At this point, however, we have to accept that this is Tommaso’s ego-swollen story. In one dream-like riff, he pulls his heart from his chest and passes it around for examination. He holds centre stage, his strength and weakness are on display, not his wife’s. Hers is an expat’s story too but only hurried over here. Does that invalidate what Ferrara has to say about himself? No, he tells his story, we can moralise it as we like. Someone else can elsewhere spotlight his young wife and ease Tommaso off stage.


One of his ways of telling his story are in sessions of an Addicts Anonymous rehab group that exists in Rome specifically for expats. We learn that Tommaso in his American first-life was addicted to drugs and the bottle. Cured by the Al-Anon therapy, he has been sober for six years and a regular at meetings. Willem Dafoe is especially impressive as he recounts Tommaso’s past to other seekers of normality. It becomes clear that Tommaso’s motive for starting over in Rome has to do with fleeing temptation in his native New York.

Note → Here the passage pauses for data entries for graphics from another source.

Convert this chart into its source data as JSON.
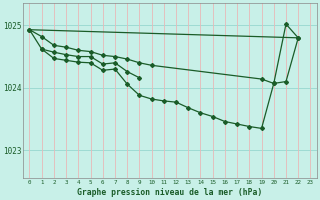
{
  "background_color": "#b0e8e0",
  "plot_bg_color": "#c8f0e8",
  "grid_color_h": "#98d8d0",
  "grid_color_v": "#e8b8b8",
  "line_color": "#1a5c28",
  "xlabel": "Graphe pression niveau de la mer (hPa)",
  "xlim": [
    -0.5,
    23.5
  ],
  "ylim": [
    1022.55,
    1025.35
  ],
  "yticks": [
    1023,
    1024,
    1025
  ],
  "xticks": [
    0,
    1,
    2,
    3,
    4,
    5,
    6,
    7,
    8,
    9,
    10,
    11,
    12,
    13,
    14,
    15,
    16,
    17,
    18,
    19,
    20,
    21,
    22,
    23
  ],
  "line1_x": [
    0,
    1,
    2,
    3,
    4,
    5,
    6,
    7,
    8,
    9,
    10,
    19,
    20,
    21,
    22
  ],
  "line1_y": [
    1024.93,
    1024.82,
    1024.68,
    1024.65,
    1024.6,
    1024.58,
    1024.52,
    1024.5,
    1024.46,
    1024.4,
    1024.36,
    1024.14,
    1024.07,
    1024.1,
    1024.8
  ],
  "line_trend_x": [
    0,
    22
  ],
  "line_trend_y": [
    1024.93,
    1024.8
  ],
  "line2_x": [
    0,
    1,
    2,
    3,
    4,
    5,
    6,
    7,
    8,
    9,
    10,
    11,
    12,
    13,
    14,
    15,
    16,
    17,
    18,
    19,
    20,
    21,
    22
  ],
  "line2_y": [
    1024.93,
    1024.62,
    1024.47,
    1024.44,
    1024.41,
    1024.4,
    1024.28,
    1024.3,
    1024.06,
    1023.88,
    1023.82,
    1023.79,
    1023.77,
    1023.68,
    1023.6,
    1023.54,
    1023.46,
    1023.42,
    1023.38,
    1023.35,
    1024.07,
    1025.02,
    1024.8
  ],
  "line3_x": [
    1,
    2,
    3,
    4,
    5,
    6,
    7,
    8,
    9
  ],
  "line3_y": [
    1024.62,
    1024.57,
    1024.53,
    1024.5,
    1024.5,
    1024.38,
    1024.4,
    1024.26,
    1024.16
  ]
}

Ferrara’s storytelling can be disconcerting. He begins with both feet in reality. But soon we suspect he’s not altogether a reliable narrator. When he spies Nikki in the arms of a young hippie, is it true or a projection of his insecurity? Tommaso is more and more upset by Nikki’s putting off his lovemaking. Ferrara gradually clarifies his narrative method by showing Tommaso drifting into elaborate fantasies like numbers from a musical comedy. His lined face nuzzles one of his unclad young woman students. As Tommaso’s nerves crumble, he moves deeper into fantasyland. Any reliability in telling us about reality in Rome is gone. We understand now some strange happenings that mystified us in his story. That scene where he’s taken to a Rome police station in handcuffs was only an expat’s nightmare. His final murder of the hippie-ish guy is another wish-fulfilling hallucination that like his yoga assuages his anger and puts his troubled mind at rest. As one critic put it, “‘Tommaso’ is a gripping look at the process of escaping to a better life, only to find that the old one follows along at every turn”. Both ‘Pasolini’ and ‘Tommaso’ can be seen on RAI Play.